More and more, Tony Hawk games have proven that they're no slouch at stocking their racks full of music. Of rock, punk, alternative, and rhythm and blues selections, dozens of tracks compile a manageable list that gives you control over the songs you want to hear or don't. There's a little something for everyone here if loud and groove stylings are your thang. From the Ramones and Ministry, to Kool and the Gang to the game's most enjoyable and featured recording of "Club Foot" from Kasabian, there are at least a few choice songs here. Depending on your tastes in music, however, most artists in the game you may have never heard of or will end up wanting to. Much of the soundtrack doesn't consist of many songs that have been popularized. As for other areas in sound, the audio does a decent job like it's been known to do. If riding over a paved street, your board's wheels give off a common rolling effect. If switching the board's path along a wall, a quick gnashing over a distinctively different surface kicks in. Where the audio is effective, but not enough brand-new to give fans reason enough to be ecstatic, the vocals are the same way. Tony Hawk and other such pro skaters do themselves (in character dubbing) to bring to life their likenesses. Of course, there are also the original caricatures voiced by unknowns. They too handle well in attempting to create believable personas, but not in the sense that the voice acting will have gamers comparing these characters to that of higher profile games.

Bottom Line
Tony Hawk is dead. No, more like dying. No, not literally. Although...he could be, couldn't he? Anyhow, that's not important. What is of relevance at the moment is that the Tony Hawk franchise has burned out. Gamers who've played the series every single year for the last eight years know it. Even its makers are likely aware that the high horse they're riding on isn't moving as much as it used to. But, they're the ones who are in it for the money. We gamers are in it for good gameplay. Good original gameplay. Tony Hawk hasn't smelled new-car-fresh in years. It's time that Activision and Neversoft both put a stop to the sinister rehash machine that produces an annual Tony Hawk product.
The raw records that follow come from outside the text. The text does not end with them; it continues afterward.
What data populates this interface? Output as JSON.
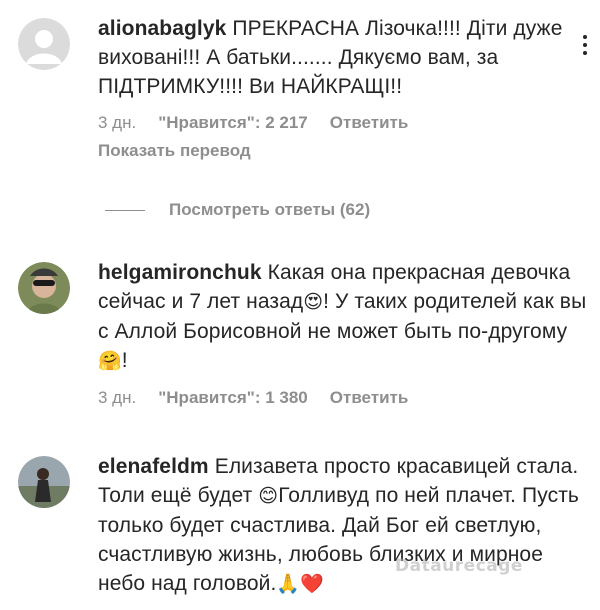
{
  "comments": [
    {
      "username": "alionabaglyk",
      "text": "ПРЕКРАСНА Лізочка!!!! Діти дуже виховані!!! А батьки....... Дякуємо вам, за ПІДТРИМКУ!!!! Ви НАЙКРАЩІ!!",
      "time": "3 дн.",
      "likes": "\"Нравится\": 2 217",
      "reply": "Ответить",
      "translate": "Показать перевод",
      "avatar": "default-avatar-icon"
    },
    {
      "username": "helgamironchuk",
      "text": "Какая она прекрасная девочка сейчас и 7 лет назад",
      "text_emoji_1": "😍",
      "text_2": "! У таких родителей как вы с Аллой Борисовной не может быть по-другому ",
      "text_emoji_2": "🤗",
      "text_3": "!",
      "time": "3 дн.",
      "likes": "\"Нравится\": 1 380",
      "reply": "Ответить",
      "avatar": "user-photo-avatar"
    },
    {
      "username": "elenafeldm",
      "text": "Елизавета просто красавицей стала. Толи ещё будет ",
      "text_emoji_1": "😊",
      "text_2": "Голливуд по ней плачет. Пусть только будет счастлива. Дай Бог ей светлую, счастливую жизнь, любовь близких и мирное небо над головой.",
      "text_emoji_2": "🙏❤️",
      "avatar": "user-photo-avatar"
    }
  ],
  "view_replies": "Посмотреть ответы (62)",
  "watermark": "Dataurecage"
}
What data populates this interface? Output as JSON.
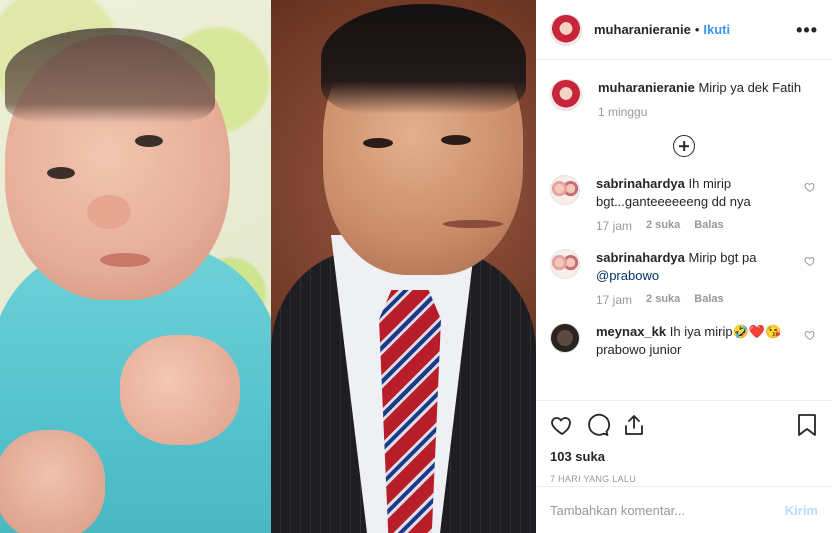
{
  "post": {
    "username": "muharanieranie",
    "dot": "•",
    "follow_label": "Ikuti",
    "more_label": "•••",
    "caption": {
      "username": "muharanieranie",
      "text": "Mirip ya dek Fatih",
      "time": "1 minggu"
    },
    "comments": [
      {
        "username": "sabrinahardya",
        "text": "Ih mirip bgt...ganteeeeeeng dd nya",
        "time": "17 jam",
        "likes": "2 suka",
        "reply": "Balas"
      },
      {
        "username": "sabrinahardya",
        "text": "Mirip bgt pa",
        "mention": "@prabowo",
        "time": "17 jam",
        "likes": "2 suka",
        "reply": "Balas"
      },
      {
        "username": "meynax_kk",
        "text": "Ih iya mirip🤣❤️😘 prabowo junior"
      }
    ],
    "likes": "103 suka",
    "posted_ago": "7 HARI YANG LALU",
    "add_comment_placeholder": "Tambahkan komentar...",
    "post_label": "Kirim"
  },
  "colors": {
    "link": "#3897f0",
    "post_disabled": "#b2dffc",
    "text": "#262626",
    "muted": "#999999"
  }
}
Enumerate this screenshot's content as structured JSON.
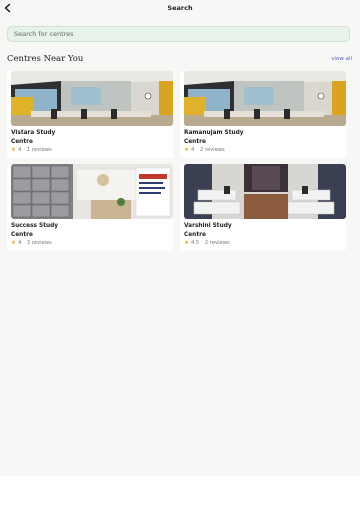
{
  "header": {
    "title": "Search",
    "back_icon": "chevron-left-icon"
  },
  "search": {
    "placeholder": "Search for centres"
  },
  "section": {
    "title": "Centres Near You",
    "view_all": "view all"
  },
  "centres": [
    {
      "name_line1": "Vistara Study",
      "name_line2": "Centre",
      "rating": "4",
      "reviews": "1 reviews",
      "photo": "classroom-photo"
    },
    {
      "name_line1": "Ramanujam Study",
      "name_line2": "Centre",
      "rating": "4",
      "reviews": "2 reviews",
      "photo": "classroom-photo"
    },
    {
      "name_line1": "Success Study",
      "name_line2": "Centre",
      "rating": "4",
      "reviews": "3 reviews",
      "photo": "lockers-reception-photo"
    },
    {
      "name_line1": "Varshini Study",
      "name_line2": "Centre",
      "rating": "4.5",
      "reviews": "2 reviews",
      "photo": "study-cubicles-photo"
    }
  ],
  "colors": {
    "accent": "#5b5bd6",
    "search_bg": "#e7f2e8",
    "star": "#f1a229"
  }
}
Either that or put the series on hiatus so that the team can rest, regroup with all the best conceptual visions, and then make "that" game. Don't just build an expensive dress, then customize it with new trimmings to trick people into thinking it's a totally different outfit. Craft completely unrelated attires (or in this case, games) that are each one compelling and memorable enough that now and future generations will want to look back, talk about it, and play the game too.